Alors qu’un nouveau conflit social paralyse l’économie locale, l’économiste Philippe Jean-Pierre livre son analyse de ce mouvement de protestation et nous dit pourquoi La Réunion est en crise.
Au vu de tous les conflits sociaux qui agitent le département, peut-on dire que La Réunion est en crise ? Quel état des lieux dressez-vous ?
Philippe Jean-Pierre, professeur des universités en sciences économiques : Il faut quand même rappeler qu’une grève n’est pas exceptionnelle. Ces mouvements sociaux témoignent de l’intensité de la crise qui touche La Réunion. Les grèves sont de plus en plus nombreuses et plus dures. Les revendications sont très fortes. Cela montre une opposition entre la partie syndicale et la partie patronale.
On peut dire que La Réunion est en crise. Chaque partie veut en démordre. On observe également que les blocages sont plus récurrents. Conséquence de ces actions : la crise réduit les revenus globaux de l’économie.
Autre point important : les entreprises ne veulent pas être fragilisées et ne veulent pas voir la rémunération de leurs actifs diminuer. De leur côté, les salariés veulent un partage des fruits de leur activité même si ceux-ci sont faibles. Dans ce contexte le partage est difficile.
On assiste à un comportement "jusque boutiste" qui montre les défaillances du système de négociations. Le champ de négociations doit être réinvesti pour une plus grande transparence de la part de tous les acteurs. Le problème aujourd’hui, c’est qu’il y a trop de suspicions. Il faut comme pour les prix des carburants, un mécanisme institutionnel pour inciter à plus de transparence.
Grève des salariés de l’enseigne Carrefour, grogne des dockers au Port Est, mouvement de protestation des employés de la CILAM, action coup de poing des salariés de Renault... ces conflits sociaux se sont succédés depuis le début de l’année 2013. Y-a-t-il eu un phénomène de contagion ?
Philippe Jean-Pierre : Effectivement, la grande crise qui s’opère et se traduit par des blocages génère un effet "d’apprentissage". On peut parler d’une réaction en chaîne. C’est justement pour éviter ce phénomène de contagion qu’il faut recréer les espaces de négociations.
La résolution des conflits doit se faire dans ces espaces et non dans la rue, qui apparait comme la solution extrême. Il y a une forme de jurisprudence lorsque des personnels grévistes obtiennent satisfaction.
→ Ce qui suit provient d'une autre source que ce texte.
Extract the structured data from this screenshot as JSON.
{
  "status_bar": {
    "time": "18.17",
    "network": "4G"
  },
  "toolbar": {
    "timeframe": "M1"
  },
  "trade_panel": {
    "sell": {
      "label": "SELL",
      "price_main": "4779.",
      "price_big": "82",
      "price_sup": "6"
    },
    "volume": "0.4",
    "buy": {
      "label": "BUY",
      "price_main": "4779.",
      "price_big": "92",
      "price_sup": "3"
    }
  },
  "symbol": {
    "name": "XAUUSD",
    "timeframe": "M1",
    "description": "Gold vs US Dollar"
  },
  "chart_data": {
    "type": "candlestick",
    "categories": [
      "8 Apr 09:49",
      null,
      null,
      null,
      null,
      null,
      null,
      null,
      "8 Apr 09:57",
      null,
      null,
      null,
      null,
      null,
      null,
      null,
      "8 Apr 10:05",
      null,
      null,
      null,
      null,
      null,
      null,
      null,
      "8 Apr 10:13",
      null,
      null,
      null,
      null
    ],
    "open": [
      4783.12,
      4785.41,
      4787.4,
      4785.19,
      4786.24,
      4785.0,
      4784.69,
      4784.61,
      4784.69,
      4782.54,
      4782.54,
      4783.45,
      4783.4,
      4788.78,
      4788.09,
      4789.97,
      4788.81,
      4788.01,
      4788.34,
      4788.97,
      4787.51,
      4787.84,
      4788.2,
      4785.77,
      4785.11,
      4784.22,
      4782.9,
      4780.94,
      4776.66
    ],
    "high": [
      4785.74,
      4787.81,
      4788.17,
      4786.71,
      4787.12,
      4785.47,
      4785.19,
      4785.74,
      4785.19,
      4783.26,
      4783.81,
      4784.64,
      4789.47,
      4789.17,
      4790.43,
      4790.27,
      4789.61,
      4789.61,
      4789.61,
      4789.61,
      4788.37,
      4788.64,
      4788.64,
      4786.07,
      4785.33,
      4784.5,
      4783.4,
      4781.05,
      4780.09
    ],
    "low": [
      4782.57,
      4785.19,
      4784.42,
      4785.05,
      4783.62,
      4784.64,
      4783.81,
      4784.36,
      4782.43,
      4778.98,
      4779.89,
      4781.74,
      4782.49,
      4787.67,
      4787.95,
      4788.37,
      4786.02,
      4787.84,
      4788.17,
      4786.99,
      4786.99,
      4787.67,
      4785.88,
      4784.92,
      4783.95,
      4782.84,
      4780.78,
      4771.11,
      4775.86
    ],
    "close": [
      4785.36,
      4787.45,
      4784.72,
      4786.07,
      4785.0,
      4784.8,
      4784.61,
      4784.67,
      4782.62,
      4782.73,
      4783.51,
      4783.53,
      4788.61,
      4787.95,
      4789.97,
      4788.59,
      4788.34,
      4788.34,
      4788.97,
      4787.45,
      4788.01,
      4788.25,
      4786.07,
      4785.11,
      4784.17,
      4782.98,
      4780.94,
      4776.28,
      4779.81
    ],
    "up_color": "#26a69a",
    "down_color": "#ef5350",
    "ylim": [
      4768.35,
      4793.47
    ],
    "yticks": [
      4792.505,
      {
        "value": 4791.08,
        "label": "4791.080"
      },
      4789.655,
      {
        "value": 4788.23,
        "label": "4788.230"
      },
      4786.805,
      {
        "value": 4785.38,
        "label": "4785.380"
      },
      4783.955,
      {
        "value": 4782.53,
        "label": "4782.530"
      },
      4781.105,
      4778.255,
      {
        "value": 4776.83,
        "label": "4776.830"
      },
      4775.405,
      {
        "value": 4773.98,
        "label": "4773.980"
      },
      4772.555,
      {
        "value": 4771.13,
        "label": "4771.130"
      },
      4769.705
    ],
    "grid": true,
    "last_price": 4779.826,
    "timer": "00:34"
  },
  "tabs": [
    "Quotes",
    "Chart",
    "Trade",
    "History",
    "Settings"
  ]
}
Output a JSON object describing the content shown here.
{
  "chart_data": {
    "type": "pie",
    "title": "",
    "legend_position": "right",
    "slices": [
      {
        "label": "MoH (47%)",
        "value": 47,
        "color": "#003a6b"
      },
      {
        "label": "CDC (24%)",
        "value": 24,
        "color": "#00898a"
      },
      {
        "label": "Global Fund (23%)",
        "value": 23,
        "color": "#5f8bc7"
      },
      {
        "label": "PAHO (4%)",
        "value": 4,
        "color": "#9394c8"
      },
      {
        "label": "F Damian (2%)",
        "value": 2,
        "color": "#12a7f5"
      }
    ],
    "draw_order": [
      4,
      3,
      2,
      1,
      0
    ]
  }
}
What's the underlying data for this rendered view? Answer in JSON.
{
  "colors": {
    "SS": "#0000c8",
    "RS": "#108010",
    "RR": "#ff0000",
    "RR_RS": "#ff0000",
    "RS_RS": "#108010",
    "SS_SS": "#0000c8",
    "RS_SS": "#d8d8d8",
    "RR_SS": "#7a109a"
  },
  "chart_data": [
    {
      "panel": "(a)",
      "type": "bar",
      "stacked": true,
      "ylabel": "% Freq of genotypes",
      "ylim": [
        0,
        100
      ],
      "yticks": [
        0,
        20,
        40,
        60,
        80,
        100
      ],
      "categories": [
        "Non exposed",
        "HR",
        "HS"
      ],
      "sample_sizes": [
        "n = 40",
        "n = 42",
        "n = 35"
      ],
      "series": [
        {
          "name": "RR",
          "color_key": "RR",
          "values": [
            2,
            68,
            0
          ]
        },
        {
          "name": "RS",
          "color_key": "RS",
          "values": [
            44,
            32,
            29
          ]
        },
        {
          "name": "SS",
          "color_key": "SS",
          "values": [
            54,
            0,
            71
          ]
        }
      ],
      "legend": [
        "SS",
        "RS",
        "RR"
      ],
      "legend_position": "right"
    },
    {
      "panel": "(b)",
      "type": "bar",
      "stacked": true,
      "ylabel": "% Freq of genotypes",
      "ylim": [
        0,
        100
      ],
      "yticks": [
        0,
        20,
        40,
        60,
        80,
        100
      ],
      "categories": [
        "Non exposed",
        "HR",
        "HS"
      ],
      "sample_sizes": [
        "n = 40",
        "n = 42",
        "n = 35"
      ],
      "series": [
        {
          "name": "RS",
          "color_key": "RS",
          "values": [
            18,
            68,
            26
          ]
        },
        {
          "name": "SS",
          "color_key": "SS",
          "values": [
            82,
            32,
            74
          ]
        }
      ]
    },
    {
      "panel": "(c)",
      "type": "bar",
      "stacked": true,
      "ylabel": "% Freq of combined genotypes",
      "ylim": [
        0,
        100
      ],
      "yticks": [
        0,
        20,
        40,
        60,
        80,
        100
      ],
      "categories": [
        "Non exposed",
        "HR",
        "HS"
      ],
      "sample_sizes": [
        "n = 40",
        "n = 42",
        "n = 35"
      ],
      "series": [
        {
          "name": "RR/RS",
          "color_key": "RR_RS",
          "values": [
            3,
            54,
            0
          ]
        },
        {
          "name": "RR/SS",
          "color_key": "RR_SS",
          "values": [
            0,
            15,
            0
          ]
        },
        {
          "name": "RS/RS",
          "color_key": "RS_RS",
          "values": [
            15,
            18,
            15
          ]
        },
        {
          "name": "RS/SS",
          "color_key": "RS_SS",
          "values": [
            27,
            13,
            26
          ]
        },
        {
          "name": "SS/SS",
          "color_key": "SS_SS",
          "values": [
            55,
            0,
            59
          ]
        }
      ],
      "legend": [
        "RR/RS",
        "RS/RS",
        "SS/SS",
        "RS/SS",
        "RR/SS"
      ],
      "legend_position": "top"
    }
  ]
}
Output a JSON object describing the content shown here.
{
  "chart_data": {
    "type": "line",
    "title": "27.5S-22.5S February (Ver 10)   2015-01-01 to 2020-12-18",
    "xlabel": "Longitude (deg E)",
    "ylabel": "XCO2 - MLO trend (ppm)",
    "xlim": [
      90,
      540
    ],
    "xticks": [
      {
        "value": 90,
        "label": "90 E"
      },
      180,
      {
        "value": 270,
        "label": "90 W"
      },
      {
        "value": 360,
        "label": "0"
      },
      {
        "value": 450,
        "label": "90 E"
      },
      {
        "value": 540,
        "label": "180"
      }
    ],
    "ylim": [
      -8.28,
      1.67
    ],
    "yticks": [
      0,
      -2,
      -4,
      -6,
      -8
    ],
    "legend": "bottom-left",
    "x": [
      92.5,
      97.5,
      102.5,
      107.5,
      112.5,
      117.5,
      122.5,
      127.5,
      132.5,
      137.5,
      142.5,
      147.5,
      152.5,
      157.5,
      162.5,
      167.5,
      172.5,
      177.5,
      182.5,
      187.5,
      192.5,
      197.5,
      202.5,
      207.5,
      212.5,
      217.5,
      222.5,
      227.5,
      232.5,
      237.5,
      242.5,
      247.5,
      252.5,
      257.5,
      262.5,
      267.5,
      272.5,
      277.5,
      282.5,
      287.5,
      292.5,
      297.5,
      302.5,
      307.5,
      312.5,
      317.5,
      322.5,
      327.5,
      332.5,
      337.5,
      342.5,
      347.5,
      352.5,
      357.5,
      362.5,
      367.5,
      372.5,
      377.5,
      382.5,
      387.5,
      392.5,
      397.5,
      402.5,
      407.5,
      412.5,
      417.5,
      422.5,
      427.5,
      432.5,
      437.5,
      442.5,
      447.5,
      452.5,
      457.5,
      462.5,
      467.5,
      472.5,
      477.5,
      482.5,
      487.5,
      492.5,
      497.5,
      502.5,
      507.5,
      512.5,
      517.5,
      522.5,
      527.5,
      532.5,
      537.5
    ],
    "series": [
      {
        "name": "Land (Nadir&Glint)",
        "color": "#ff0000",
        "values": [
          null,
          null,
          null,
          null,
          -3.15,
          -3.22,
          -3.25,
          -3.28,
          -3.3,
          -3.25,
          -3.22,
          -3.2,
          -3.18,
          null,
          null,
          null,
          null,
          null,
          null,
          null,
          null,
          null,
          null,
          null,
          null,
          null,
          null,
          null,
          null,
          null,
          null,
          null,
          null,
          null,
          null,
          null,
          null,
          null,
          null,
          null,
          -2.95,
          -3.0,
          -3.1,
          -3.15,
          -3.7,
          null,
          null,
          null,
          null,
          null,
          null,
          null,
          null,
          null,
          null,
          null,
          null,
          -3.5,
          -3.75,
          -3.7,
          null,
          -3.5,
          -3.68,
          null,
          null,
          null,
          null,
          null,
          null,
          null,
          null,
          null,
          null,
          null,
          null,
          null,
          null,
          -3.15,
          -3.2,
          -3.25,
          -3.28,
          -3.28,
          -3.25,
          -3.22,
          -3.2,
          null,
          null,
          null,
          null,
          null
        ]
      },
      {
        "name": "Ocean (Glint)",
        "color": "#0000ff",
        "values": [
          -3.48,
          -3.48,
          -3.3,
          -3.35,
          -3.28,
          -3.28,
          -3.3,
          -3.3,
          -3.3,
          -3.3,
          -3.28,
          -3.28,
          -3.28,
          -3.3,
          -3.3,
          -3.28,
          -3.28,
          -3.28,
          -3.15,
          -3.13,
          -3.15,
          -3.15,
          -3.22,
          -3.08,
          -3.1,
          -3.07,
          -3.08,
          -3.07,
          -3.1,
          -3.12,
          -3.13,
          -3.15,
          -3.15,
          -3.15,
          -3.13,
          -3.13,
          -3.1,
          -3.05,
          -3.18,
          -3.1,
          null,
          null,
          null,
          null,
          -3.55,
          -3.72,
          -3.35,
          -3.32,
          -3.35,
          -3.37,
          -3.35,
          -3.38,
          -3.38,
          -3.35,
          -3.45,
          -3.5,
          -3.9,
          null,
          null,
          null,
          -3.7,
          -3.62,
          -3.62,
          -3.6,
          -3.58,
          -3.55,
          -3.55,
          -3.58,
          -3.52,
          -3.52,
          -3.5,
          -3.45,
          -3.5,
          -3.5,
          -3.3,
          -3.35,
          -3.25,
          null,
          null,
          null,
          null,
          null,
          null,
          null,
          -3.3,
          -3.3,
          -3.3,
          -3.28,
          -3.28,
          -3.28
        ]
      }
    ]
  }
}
Comment envisagez-vous la suite ? Doit-on s’attendre à d’autres mouvements sociaux dans les semaines/ mois à venir ? Quel impact pour l’économie locale ?
Philippe Jean-Pierre : de manières générale, toutes les entreprises qui vont devoir organiser les négociations annuelles obligatoires seront peut-être exposées. De la même façon, les entreprises amenées à appliquer des mesures d’urgence, de licenciements risquent aussi d’être touchées. Les conflits crispent le climat social.
En ce qui concerne les conflits au Port Est et à la CILAM, le Préfet a nommé des médiateurs pour arbitrer les négociations. Quel rôle doit jouer l’Etat dans ces conflits ?
Philippe Jean-Pierre : L’Etat doit jouer un rôle de régulateur et pallier les défaillances du système de défaillances. Ceci dit, les acteurs économiques doivent faire en sorte de gérer par-eux mêmes la situation. L’intervention de l’Etat - qui symbolise la puissance publique- doit rester exceptionnelle.
Quelles sont les conséquences à court, moyen et long terme de ces conflits sociaux ?
Philippe Jean-Pierre : A court terme, La Réunion risque une perte de richesses. Cette baisse des richesses pourrait fragiliser des pans de l’économie locale et toucher durement certains acteurs (comme les petits éleveurs par exemple).
Autre effet des grèves : ces mouvements donnent une mauvaise image de l’île dont l’économie n’est pas stable. Le risque c’est que l’attractivité réunionnaise ne soit entachée. Les investisseurs peuvent aussi être effrayés par ces tensions sociales.
Ce qui est sûr, c’est que les conflits sociaux ne sont pas bons pour "le marketing territorial" de La Réunion qui est plutôt vue comme "une bonne élève" en temps normal. Les conflits sociaux traduisent un moment douloureux de l’économie. Ils montrent l’importance de recréer les espaces de négociations.